Cavanaugh told Karim the license number and directions to the shopping mall.
"Everything's the way it was when he got killed, except the needle's in a plastic bag on the seat next to him.
"The police won't be happy you moved the murder weapon."
"Would they rather somebody else died from being stung by it? Tell them to expect to find our fingerprints all over the car. But maybe they'll also find some evidence left by the killer. We'll call them later and answer their questions. But there's no way we'll take the risk of exposing ourselves by coming in."
6
In the mall, Cavanaugh and Jamie stood in a corner near glass doors, concealed by customers who came and went.
"Won't be long now," Jamie said. "The sign says it's supposed to come at four o'clock."

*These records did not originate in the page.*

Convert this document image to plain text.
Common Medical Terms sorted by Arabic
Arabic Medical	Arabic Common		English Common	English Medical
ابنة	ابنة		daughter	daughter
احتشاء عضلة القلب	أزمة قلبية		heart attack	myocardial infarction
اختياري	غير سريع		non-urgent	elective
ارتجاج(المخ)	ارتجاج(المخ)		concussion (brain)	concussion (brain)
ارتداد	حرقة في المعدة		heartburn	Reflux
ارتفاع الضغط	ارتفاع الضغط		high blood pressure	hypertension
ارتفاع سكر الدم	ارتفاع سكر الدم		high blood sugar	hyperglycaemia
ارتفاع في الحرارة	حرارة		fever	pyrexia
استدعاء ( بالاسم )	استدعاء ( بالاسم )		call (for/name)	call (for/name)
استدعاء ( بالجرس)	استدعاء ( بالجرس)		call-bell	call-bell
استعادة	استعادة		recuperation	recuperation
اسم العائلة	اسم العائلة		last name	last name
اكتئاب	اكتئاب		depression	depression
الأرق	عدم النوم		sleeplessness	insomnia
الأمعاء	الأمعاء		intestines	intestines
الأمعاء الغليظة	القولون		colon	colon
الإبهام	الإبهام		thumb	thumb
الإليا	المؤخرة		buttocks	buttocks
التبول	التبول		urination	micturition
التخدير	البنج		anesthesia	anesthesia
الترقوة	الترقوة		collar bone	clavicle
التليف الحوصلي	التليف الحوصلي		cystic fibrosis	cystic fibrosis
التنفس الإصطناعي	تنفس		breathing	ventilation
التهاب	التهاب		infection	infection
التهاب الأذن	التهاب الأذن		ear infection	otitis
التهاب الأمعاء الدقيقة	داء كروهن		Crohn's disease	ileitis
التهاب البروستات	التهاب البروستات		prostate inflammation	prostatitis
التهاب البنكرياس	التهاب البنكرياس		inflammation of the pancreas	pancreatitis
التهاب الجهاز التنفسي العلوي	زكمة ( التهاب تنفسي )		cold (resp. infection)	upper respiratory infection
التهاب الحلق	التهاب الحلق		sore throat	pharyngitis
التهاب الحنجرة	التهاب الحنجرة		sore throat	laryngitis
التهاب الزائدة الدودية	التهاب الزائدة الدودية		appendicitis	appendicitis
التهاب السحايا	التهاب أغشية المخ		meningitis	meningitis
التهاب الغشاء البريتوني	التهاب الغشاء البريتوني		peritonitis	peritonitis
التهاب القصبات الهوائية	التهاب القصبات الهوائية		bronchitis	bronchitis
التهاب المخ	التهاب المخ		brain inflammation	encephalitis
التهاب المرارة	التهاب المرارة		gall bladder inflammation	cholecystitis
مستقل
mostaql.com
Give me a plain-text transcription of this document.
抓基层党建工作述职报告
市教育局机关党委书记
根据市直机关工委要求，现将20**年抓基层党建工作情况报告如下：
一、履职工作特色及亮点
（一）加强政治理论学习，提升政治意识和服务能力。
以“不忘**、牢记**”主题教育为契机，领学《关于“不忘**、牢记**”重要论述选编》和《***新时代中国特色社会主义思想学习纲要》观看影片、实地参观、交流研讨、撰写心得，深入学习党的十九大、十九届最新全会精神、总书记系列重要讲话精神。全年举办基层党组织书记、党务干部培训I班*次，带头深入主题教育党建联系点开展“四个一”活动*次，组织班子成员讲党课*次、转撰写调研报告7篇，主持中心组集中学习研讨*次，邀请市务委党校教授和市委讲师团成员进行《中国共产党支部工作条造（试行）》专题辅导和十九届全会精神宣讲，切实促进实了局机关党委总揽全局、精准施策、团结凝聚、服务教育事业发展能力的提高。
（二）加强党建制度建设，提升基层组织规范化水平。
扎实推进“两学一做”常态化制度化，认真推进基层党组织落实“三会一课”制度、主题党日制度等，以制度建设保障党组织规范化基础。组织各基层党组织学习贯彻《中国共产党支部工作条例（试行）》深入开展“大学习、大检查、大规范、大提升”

Air brakes hissing, a bus stopped outside the glass doors. The sign said, WEATHERVIEW RETIREMENT CENTER. As elderly people cued up to get on the bus, Cavanaugh and Jamie merged with them, the only young people in the group. Cavanaugh noticed that the driver wasn't collecting money. The bus was apparently some kind of community service.
"How'd the shopping go?" Cavanaugh asked a white-haired man ahead of him.
"Shopping? Don't come here to shop. I walk. Exercise. Know what I mean?"
"Sure do," Jamie said. "But why don't you walk in a park or some place nice?"
"And get killed?"
"Yeah, the streets aren't as safe as they used to be."
"The ozone layer's shot. Skin cancer. I'm talking about skin cancer. Know what I mean?"
"Sure do. Not to mention all the junk in the air. Smog. Car exhaust."
"That's what I mean."
As Cavanaugh and Jamie got on the bus, Jamie's rapport with the man made it seem they were together. When the man missed his step, Cavanaugh caught his arm, helping him inside. He gave the bus driver an "I need to keep an eye on the old fellow" look, then proceeded with Jamie and the elderly man toward seats in the back.